For now, the problem is not that people are working without pay, but
the opposite. Trained workers are brought in by the hundreds to an
area so that they will be in place if work needs to be done. In some
of these areas, there is no work to be done. But under the contract,
they need to be paid anyway.
“Our people aren’t out on the beach,” the owner of another agency
said, lamenting the lack of organization. “They’re sitting under a
tree and getting paid a full day.”
The cleanup operation has also been,
at times, a casualty of politics. One staffing agency sent more than
150 trained workers to the Gulf Coast only to be told that in light
of local and state insistence on exclusively local employment, too
many of the workers were from out of state. They were all let go the
next day.
A Barrier’s Limits
One of the most vivid images in news reports on the oil spill has
been boom, the lengths of orange and yellow barrier that are
anchored to the seafloor and either keep oil at bay or corral it so
it can be skimmed. From the earliest days, politicians have been
demanding it, officials have been promising more of it and now
nearly 400 miles of it is in place in gulf waters.
But it has also become a potent symbol of the problems with the
response effort.
Boom, which is easily swamped by waves, provides only limited
protection, something even politicians who have thundered for more
to be installed will concede.
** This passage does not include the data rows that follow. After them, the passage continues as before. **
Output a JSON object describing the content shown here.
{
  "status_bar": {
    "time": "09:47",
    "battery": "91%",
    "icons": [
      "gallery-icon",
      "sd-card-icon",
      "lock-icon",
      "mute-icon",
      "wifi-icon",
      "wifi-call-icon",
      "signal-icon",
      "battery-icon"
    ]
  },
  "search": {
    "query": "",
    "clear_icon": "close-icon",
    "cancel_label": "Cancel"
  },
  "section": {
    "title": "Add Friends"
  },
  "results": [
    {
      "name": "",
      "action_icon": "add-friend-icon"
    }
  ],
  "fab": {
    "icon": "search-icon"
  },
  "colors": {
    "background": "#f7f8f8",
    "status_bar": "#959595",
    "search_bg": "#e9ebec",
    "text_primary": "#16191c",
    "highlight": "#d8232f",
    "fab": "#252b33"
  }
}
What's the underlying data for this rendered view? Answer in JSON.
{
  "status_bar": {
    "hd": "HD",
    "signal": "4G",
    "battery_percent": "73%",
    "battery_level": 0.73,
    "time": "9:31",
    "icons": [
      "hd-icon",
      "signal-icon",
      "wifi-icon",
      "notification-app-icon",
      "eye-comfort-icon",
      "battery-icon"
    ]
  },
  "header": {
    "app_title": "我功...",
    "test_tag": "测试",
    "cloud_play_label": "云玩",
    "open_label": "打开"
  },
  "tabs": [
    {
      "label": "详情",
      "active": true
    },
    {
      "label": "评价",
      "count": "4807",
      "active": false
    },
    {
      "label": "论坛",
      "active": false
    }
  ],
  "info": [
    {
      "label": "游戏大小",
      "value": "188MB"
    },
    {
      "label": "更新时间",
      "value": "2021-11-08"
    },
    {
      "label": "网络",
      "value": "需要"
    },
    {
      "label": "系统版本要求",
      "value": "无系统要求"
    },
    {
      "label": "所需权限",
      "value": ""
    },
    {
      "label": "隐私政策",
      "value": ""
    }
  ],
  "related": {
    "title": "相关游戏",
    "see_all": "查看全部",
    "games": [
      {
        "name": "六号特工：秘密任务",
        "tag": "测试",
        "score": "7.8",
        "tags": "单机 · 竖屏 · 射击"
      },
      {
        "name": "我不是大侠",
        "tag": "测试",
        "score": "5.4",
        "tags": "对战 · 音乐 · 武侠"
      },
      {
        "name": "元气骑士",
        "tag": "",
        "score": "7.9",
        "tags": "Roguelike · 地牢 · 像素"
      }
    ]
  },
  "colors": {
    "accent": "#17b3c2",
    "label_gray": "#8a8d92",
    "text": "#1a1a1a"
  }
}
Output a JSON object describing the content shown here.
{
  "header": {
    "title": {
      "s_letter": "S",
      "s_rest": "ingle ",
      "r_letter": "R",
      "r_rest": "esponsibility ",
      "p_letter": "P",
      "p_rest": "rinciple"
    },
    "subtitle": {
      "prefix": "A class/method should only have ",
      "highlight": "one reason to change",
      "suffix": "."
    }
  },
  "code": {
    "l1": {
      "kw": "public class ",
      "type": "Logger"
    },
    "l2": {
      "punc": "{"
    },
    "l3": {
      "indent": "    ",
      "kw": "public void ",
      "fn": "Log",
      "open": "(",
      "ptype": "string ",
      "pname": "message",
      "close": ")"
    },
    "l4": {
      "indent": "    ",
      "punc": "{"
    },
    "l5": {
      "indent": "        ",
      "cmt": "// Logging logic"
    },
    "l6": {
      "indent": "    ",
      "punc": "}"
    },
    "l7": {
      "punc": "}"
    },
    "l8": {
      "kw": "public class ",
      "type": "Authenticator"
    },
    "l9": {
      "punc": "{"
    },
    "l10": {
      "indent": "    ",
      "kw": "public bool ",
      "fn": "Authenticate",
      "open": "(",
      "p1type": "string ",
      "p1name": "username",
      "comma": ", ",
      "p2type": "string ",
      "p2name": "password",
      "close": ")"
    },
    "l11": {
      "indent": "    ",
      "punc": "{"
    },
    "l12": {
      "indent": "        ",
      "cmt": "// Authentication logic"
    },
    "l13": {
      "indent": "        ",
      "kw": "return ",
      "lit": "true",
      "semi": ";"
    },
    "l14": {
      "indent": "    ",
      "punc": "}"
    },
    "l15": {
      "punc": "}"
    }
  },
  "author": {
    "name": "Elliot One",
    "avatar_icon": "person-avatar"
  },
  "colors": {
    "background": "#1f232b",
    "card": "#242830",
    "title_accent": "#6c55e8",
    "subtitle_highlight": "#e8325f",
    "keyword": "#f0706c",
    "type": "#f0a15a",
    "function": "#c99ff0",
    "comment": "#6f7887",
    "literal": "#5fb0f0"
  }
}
It also requires constant maintenance,
as squalls moving in from offshore regularly break the chains apart,
and effective deployment, something officials at all levels say has
been lacking.
“The boom has been a
disaster from the beginning,” Mr. Nungesser said, citing improper
training for workers laying it out, as well as their unfamiliarity
with the area’s waterways.
But proper deployment also requires a thorough plan and a detailed
map of effective locations, with precise measurements of passes and
other waterways.
The southeast Louisiana contingency plan, which includes
environmental sensitivity maps, had not been updated in seven years
— a lifetime after intense coastal erosion and a series of
hurricanes that have turned, by some estimates, nearly 500 square
miles of wetlands into open water.
So after the spill, with no new plan forthcoming, state and parish
officials gathered one Saturday night in an office tower in Baton
Rouge, and drew up a new set of booming maps.
Such plans work best when they can be tested ahead of time. They
also are dependent on certain kinds of boom.
But response crews have often had to make do with the kind of boom
that was on hand, even when it was the wrong kind. And since
everything was being concocted on the fly, “they hadn’t had a chance
to validate the plan,” Captain Laferriere said.
“I’d fly out every day and
notice the boom,” he said. “And it was failing.”